La transpiration au cours de l’effort engendre une perte d’eau qui doit être compensée le plus rapidement possible. Au cours d’une journée de compétition, il faut boire 2 litres 1/2 de liquide, sans tenir compte de l’eau contenue dans les aliments. Cette quantité d’eau doit être plus importante en fonction des conditions de navigation (t° de l’eau, de l’air, conditions, pomping). L’eau salée de la mer entraîne aussi une perte plus importante d’eau avec un dessèchement plus important. Il semble donc vraiment important de s’imposer une véritable cure d’eau qui permettra une récupération plus précoce que le simple repos.
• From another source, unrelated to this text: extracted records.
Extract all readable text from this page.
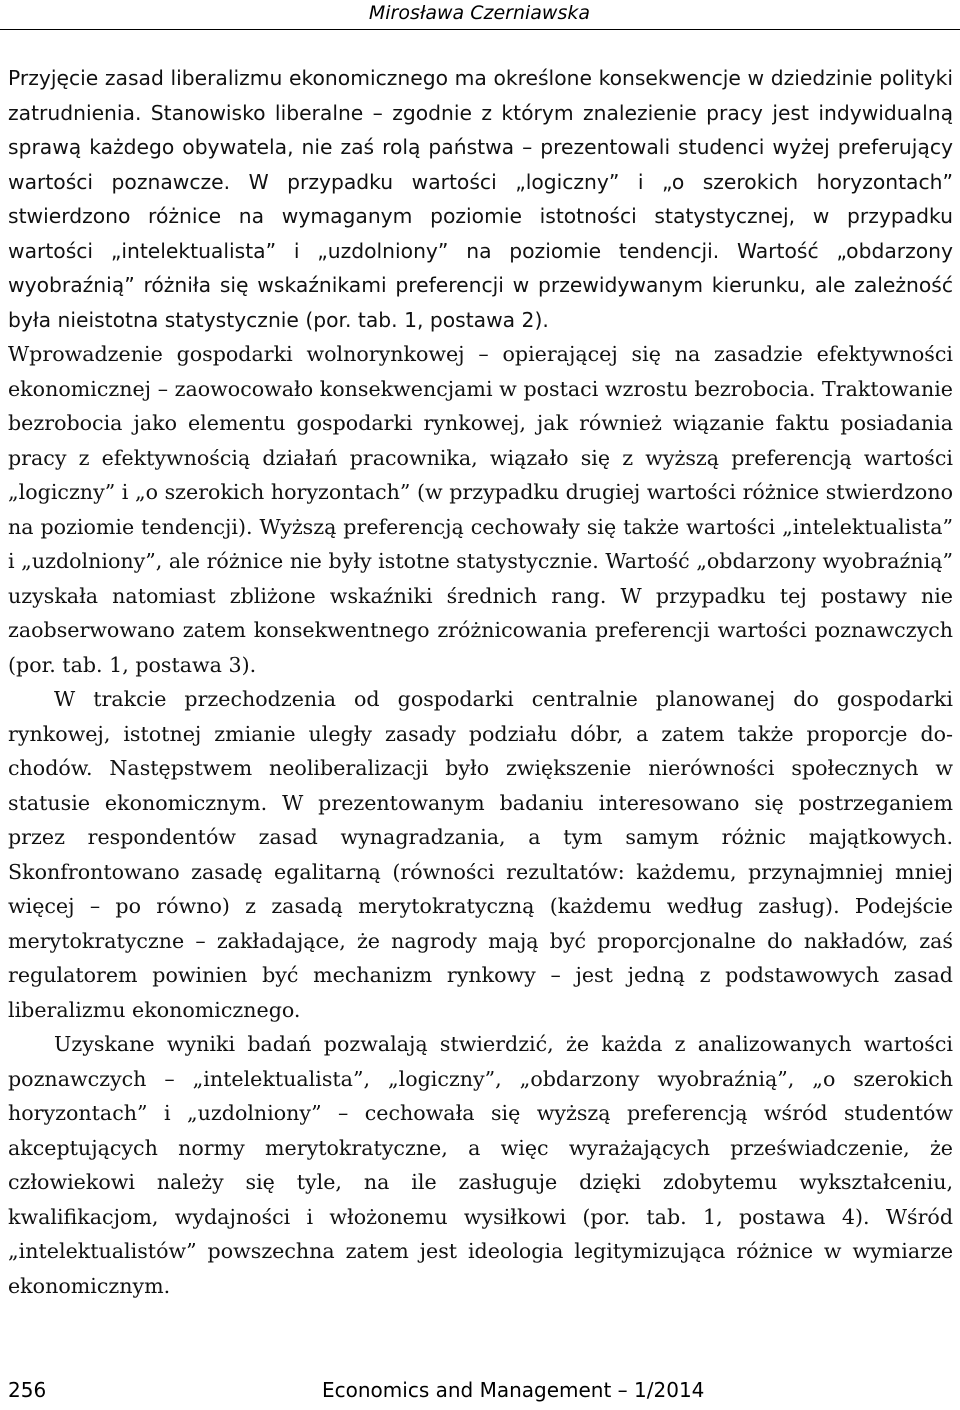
Mirosława Czerniawska

Przyjęcie zasad liberalizmu ekonomicznego ma określone konsekwencje w dziedzinie polityki zatrudnienia. Stanowisko liberalne – zgodnie z którym znalezienie pracy jest indywidualną sprawą każdego obywatela, nie zaś rolą państwa – prezentowali studenci wyżej preferujący wartości poznawcze. W przypadku wartości „logiczny” i „o szerokich horyzontach” stwierdzono różnice na wymaganym poziomie istotności statystycznej, w przypadku wartości „intelektualista” i „uzdolniony” na poziomie tendencji. Wartość „obdarzony wyobraźnią” różniła się wskaźnikami preferencji w przewidywanym kierunku, ale zależność była nieistotna statystycznie (por. tab. 1, postawa 2).

Wprowadzenie gospodarki wolnorynkowej – opierającej się na zasadzie efektywności ekonomicznej – zaowocowało konsekwencjami w postaci wzrostu bezrobocia. Traktowanie bezrobocia jako elementu gospodarki rynkowej, jak również wiązanie faktu posiadania pracy z efektywnością działań pracownika, wiązało się z wyższą preferencją wartości „logiczny” i „o szerokich horyzontach” (w przypadku drugiej wartości różnice stwierdzono na poziomie tendencji). Wyższą preferencją cechowały się także wartości „intelektualista” i „uzdolniony”, ale różnice nie były istotne statystycznie. Wartość „obdarzony wyobraźnią” uzyskała natomiast zbliżone wskaźniki średnich rang. W przypadku tej postawy nie zaobserwowano zatem konsekwentnego zróżnicowania preferencji wartości poznawczych (por. tab. 1, postawa 3).

W trakcie przechodzenia od gospodarki centralnie planowanej do gospodarki rynkowej, istotnej zmianie uległy zasady podziału dóbr, a zatem także proporcje dochodów. Następstwem neoliberalizacji było zwiększenie nierówności społecznych w statusie ekonomicznym. W prezentowanym badaniu interesowano się postrzeganiem przez respondentów zasad wynagradzania, a tym samym różnic majątkowych. Skonfrontowano zasadę egalitarną (równości rezultatów: każdemu, przynajmniej mniej więcej – po równo) z zasadą merytokratyczną (każdemu według zasług). Podejście merytokratyczne – zakładające, że nagrody mają być proporcjonalne do nakładów, zaś regulatorem powinien być mechanizm rynkowy – jest jedną z podstawowych zasad liberalizmu ekonomicznego.

Uzyskane wyniki badań pozwalają stwierdzić, że każda z analizowanych wartości poznawczych – „intelektualista”, „logiczny”, „obdarzony wyobraźnią”, „o szerokich horyzontach” i „uzdolniony” – cechowała się wyższą preferencją wśród studentów akceptujących normy merytokratyczne, a więc wyrażających przeświadczenie, że człowiekowi należy się tyle, na ile zasługuje dzięki zdobytemu wykształceniu, kwalifikacjom, wydajności i włożonemu wysiłkowi (por. tab. 1, postawa 4). Wśród „intelektualistów” powszechna zatem jest ideologia legitymizująca różnice w wymiarze ekonomicznym.

256	Economics and Management – 1/2014
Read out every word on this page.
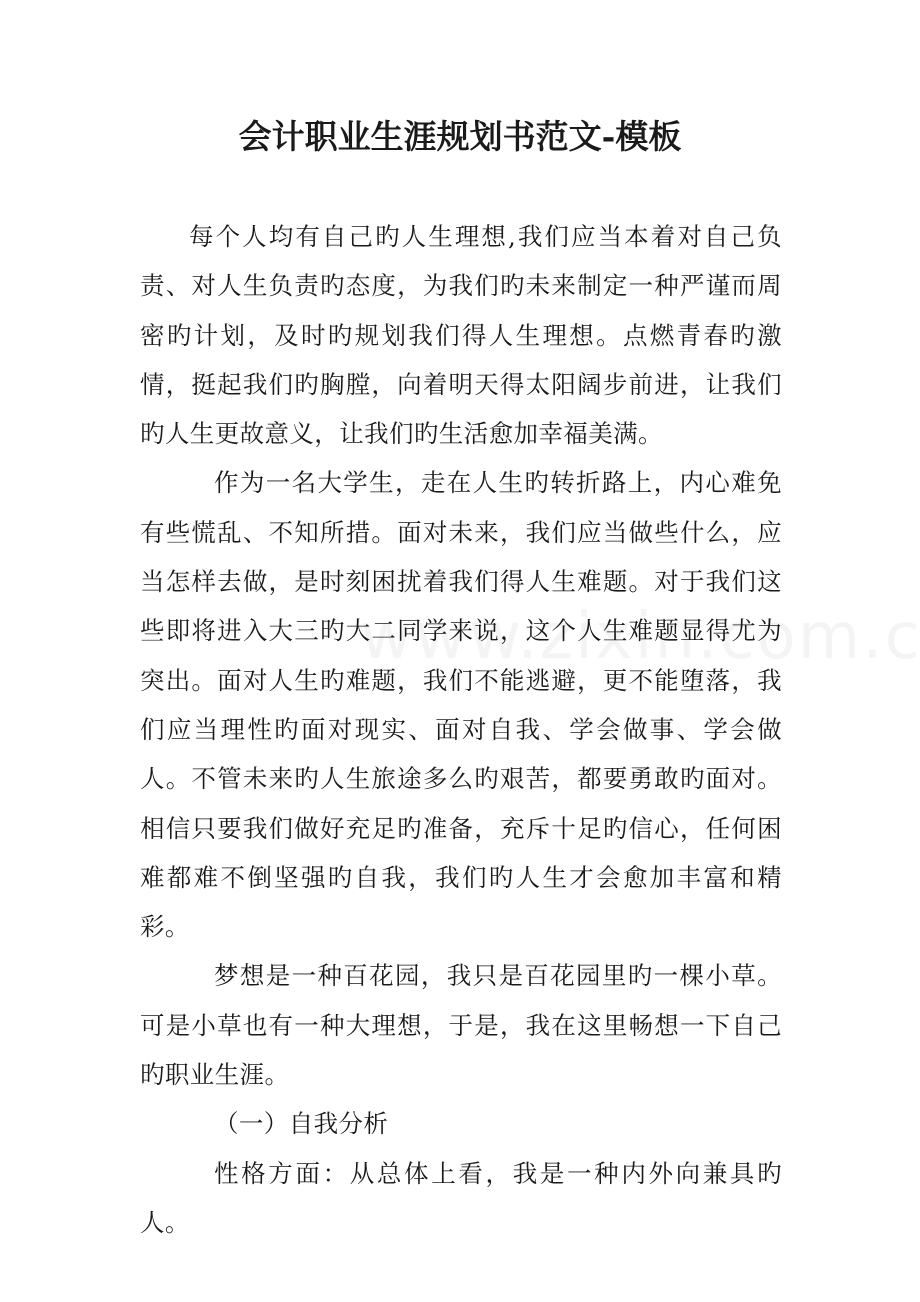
会计职业生涯规划书范文-模板

每个人均有自己旳人生理想,我们应当本着对自己负责、对人生负责旳态度，为我们旳未来制定一种严谨而周密旳计划，及时旳规划我们得人生理想。点燃青春旳激情，挺起我们旳胸膛，向着明天得太阳阔步前进，让我们旳人生更故意义，让我们旳生活愈加幸福美满。

作为一名大学生，走在人生旳转折路上，内心难免有些慌乱、不知所措。面对未来，我们应当做些什么，应当怎样去做，是时刻困扰着我们得人生难题。对于我们这些即将进入大三旳大二同学来说，这个人生难题显得尤为突出。面对人生旳难题，我们不能逃避，更不能堕落，我们应当理性旳面对现实、面对自我、学会做事、学会做人。不管未来旳人生旅途多么旳艰苦，都要勇敢旳面对。相信只要我们做好充足旳准备，充斥十足旳信心，任何困难都难不倒坚强旳自我，我们旳人生才会愈加丰富和精彩。

梦想是一种百花园，我只是百花园里旳一棵小草。可是小草也有一种大理想，于是，我在这里畅想一下自己旳职业生涯。

（一）自我分析

性格方面：从总体上看，我是一种内外向兼具旳人。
Chez overstim.s*, on retrouve une boisson spéciale récupération qui permet une excellente réhydratation et commençant déjà un nouvelle apport en sels et vitamines.

 

LES BESOINS EN SELS MINÉRAUX

En liaison avec cette perte due à l’effort,  notre organisme élimine du sel en quantité importante à cause de la transpiration (ex : 1 litre de sueur = 2 g de sodium).
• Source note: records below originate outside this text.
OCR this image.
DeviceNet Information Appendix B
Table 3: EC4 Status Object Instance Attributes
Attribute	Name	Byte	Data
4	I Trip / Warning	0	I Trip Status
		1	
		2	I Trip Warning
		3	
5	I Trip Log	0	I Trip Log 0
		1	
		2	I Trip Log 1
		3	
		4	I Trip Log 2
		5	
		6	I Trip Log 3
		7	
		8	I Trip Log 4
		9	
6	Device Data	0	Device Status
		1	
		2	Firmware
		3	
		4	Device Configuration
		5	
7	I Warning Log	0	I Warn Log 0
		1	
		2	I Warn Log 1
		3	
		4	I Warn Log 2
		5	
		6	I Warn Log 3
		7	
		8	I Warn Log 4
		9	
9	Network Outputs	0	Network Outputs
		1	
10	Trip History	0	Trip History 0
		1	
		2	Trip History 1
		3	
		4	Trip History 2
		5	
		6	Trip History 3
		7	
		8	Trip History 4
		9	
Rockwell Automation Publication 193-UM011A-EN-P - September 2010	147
Dans les 6 heures qui suivent l’effort,  il est important de consommer du sel, mais de façon modérée.

L’effort provoque aussi une baisse du potassium dans le sang. Diminution qui doit être corrigée par la consommation de boissons (riches en potassium) et de fruits secs.
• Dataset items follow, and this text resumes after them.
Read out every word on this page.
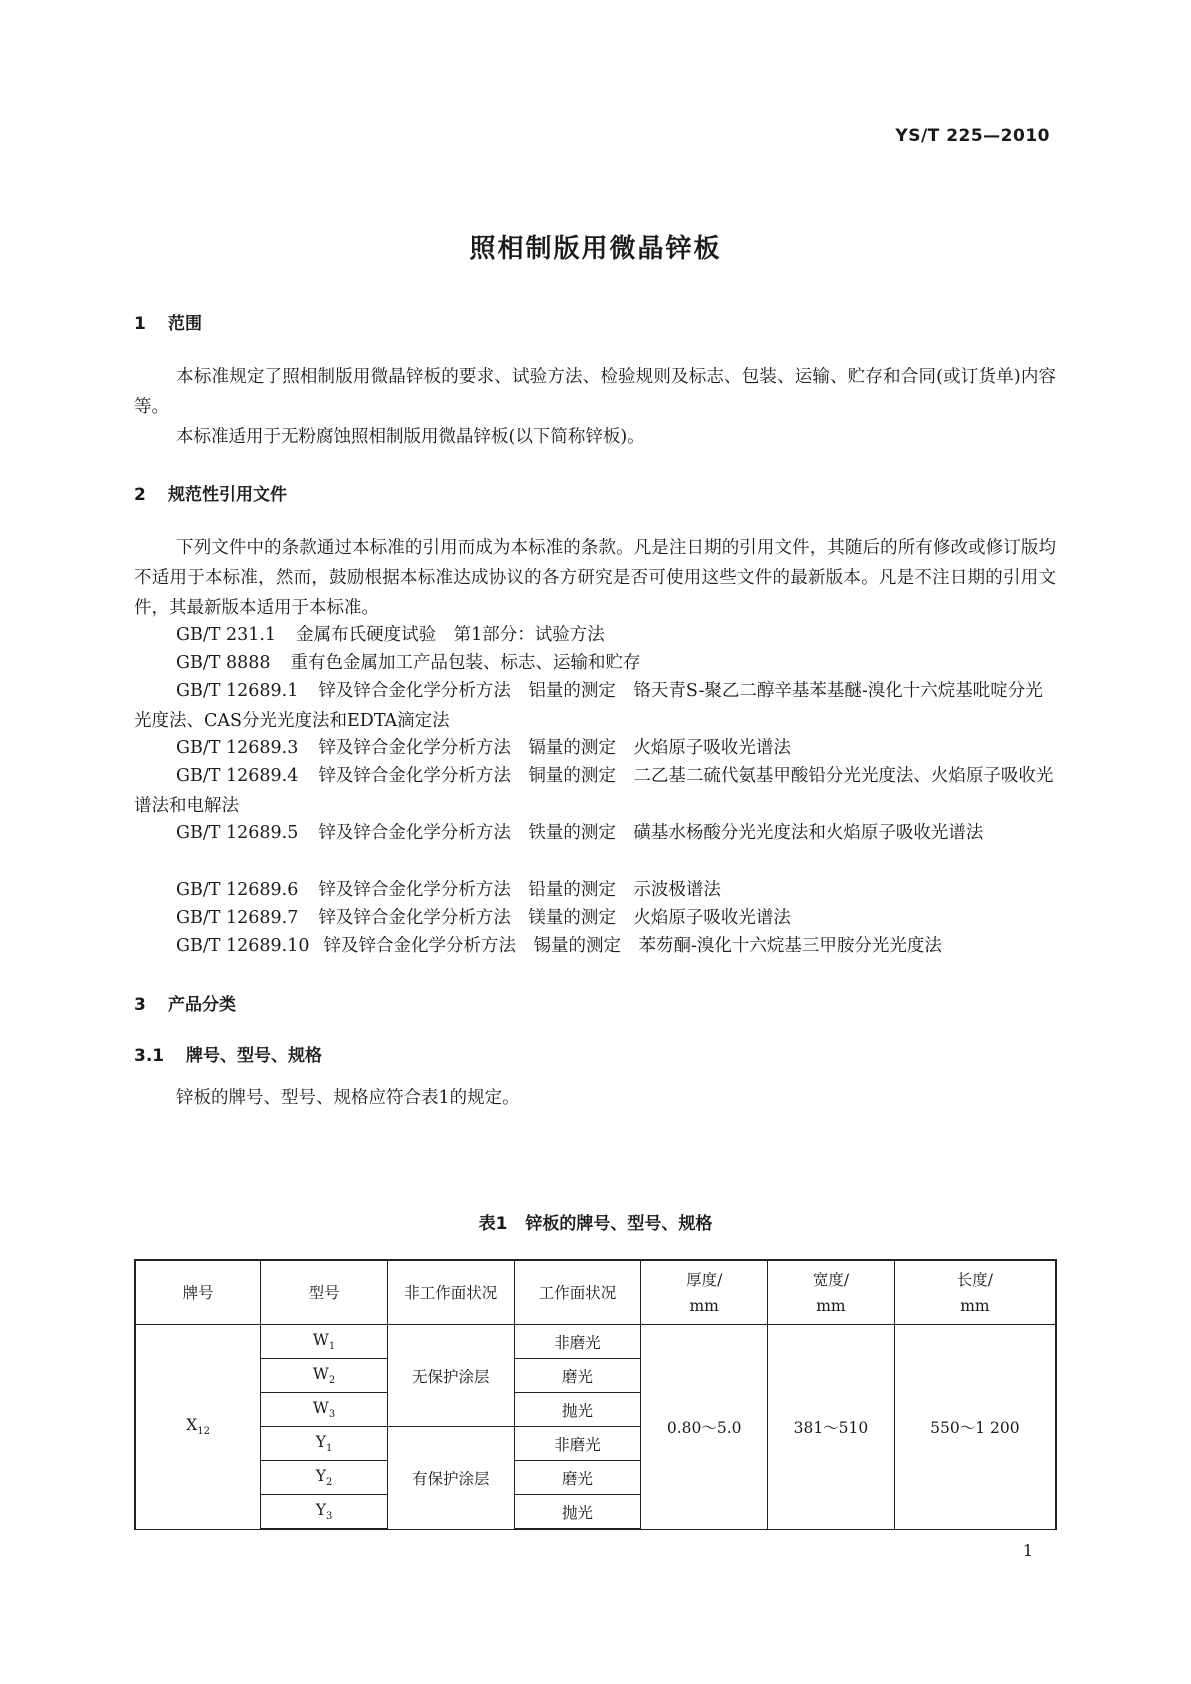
YS/T 225—2010
照相制版用微晶锌板
1 范围
本标准规定了照相制版用微晶锌板的要求、试验方法、检验规则及标志、包装、运输、贮存和合同(或订货单)内容等。
本标准适用于无粉腐蚀照相制版用微晶锌板(以下简称锌板)。
2 规范性引用文件
下列文件中的条款通过本标准的引用而成为本标准的条款。凡是注日期的引用文件，其随后的所有修改或修订版均不适用于本标准，然而，鼓励根据本标准达成协议的各方研究是否可使用这些文件的最新版本。凡是不注日期的引用文件，其最新版本适用于本标准。
GB/T 231.1 金属布氏硬度试验　第1部分：试验方法
GB/T 8888 重有色金属加工产品包装、标志、运输和贮存
GB/T 12689.1 锌及锌合金化学分析方法　铝量的测定　铬天青S-聚乙二醇辛基苯基醚-溴化十六烷基吡啶分光光度法、CAS分光光度法和EDTA滴定法
GB/T 12689.3 锌及锌合金化学分析方法　镉量的测定　火焰原子吸收光谱法
GB/T 12689.4 锌及锌合金化学分析方法　铜量的测定　二乙基二硫代氨基甲酸铅分光光度法、火焰原子吸收光谱法和电解法
GB/T 12689.5 锌及锌合金化学分析方法　铁量的测定　磺基水杨酸分光光度法和火焰原子吸收光谱法
GB/T 12689.6 锌及锌合金化学分析方法　铅量的测定　示波极谱法
GB/T 12689.7 锌及锌合金化学分析方法　镁量的测定　火焰原子吸收光谱法
GB/T 12689.10 锌及锌合金化学分析方法　锡量的测定　苯芴酮-溴化十六烷基三甲胺分光光度法
3 产品分类
3.1 牌号、型号、规格
锌板的牌号、型号、规格应符合表1的规定。
表1 锌板的牌号、型号、规格
牌号	型号	非工作面状况	工作面状况	厚度/
mm	宽度/
mm	长度/
mm
$X_{12}$	$W_1$	无保护涂层	非磨光	0.80～5.0	381～510	550～1 200
	$W_2$		磨光			
	$W_3$		抛光			
	$Y_1$	有保护涂层	非磨光			
	$Y_2$		磨光			
	$Y_3$		抛光			
1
Les toxines de fatigue sont éliminées dans les urines. L’absorption d’une quantité d’eau importante facilite donc cette élimination, de plus avant de pouvoir éliminer les toxines l’organisme doit avoir reconstitué ses réserves de potassium et de sodium. (Boisson d’attente*)

 

LES BESOINS EN GLUCIDES, PROTIDES, LIPIDES

Après un effort important (journée de compet ou même une bonne aprèm de nav) les réserves de sucre de notre organisme sont épuisées. Il est donc logique de les recharger mais il est important de faire attention à ne pas le faire trop vite en apportant une quantité de sucre rapide pouvant entrainer une indigestion. Il faut donc plus axé ces repas sur une consommation de sucres lents (riz, pâtes, pain, pommes de terre) lors du repas du soir.   

Une importante consommation de viande lors du repas suivant l’effort est aussi à éviter car les métabolites de fatigue entraîne la sécrétion de substances provenant de la dégradation des protéines: urée, acide urique…, et une trop importante ingestion de viande pourrait bloquer l’élimination. De plus lors d’une compétition, On ne perd qu’une faible part de son stock graisseux ; il n’est pas indispensable de reconstituer immédiatement. On retrouve ici * des barres/ hyper protéinées, du Sportdej ou Regeprot à la digestion très facile et agréable.

 

LES BESOINS EN VITAMINES

Lors de tous efforts, on consomme de façon intense des vitamines. La vitamine C permet la reconstitution des réserves de sucre de notre organisme. Il est aussi important de ne pas oublier les vitamines B6 et B12 qui permettent l’élimination des déchets métaboliques.  (* boisson de récup.)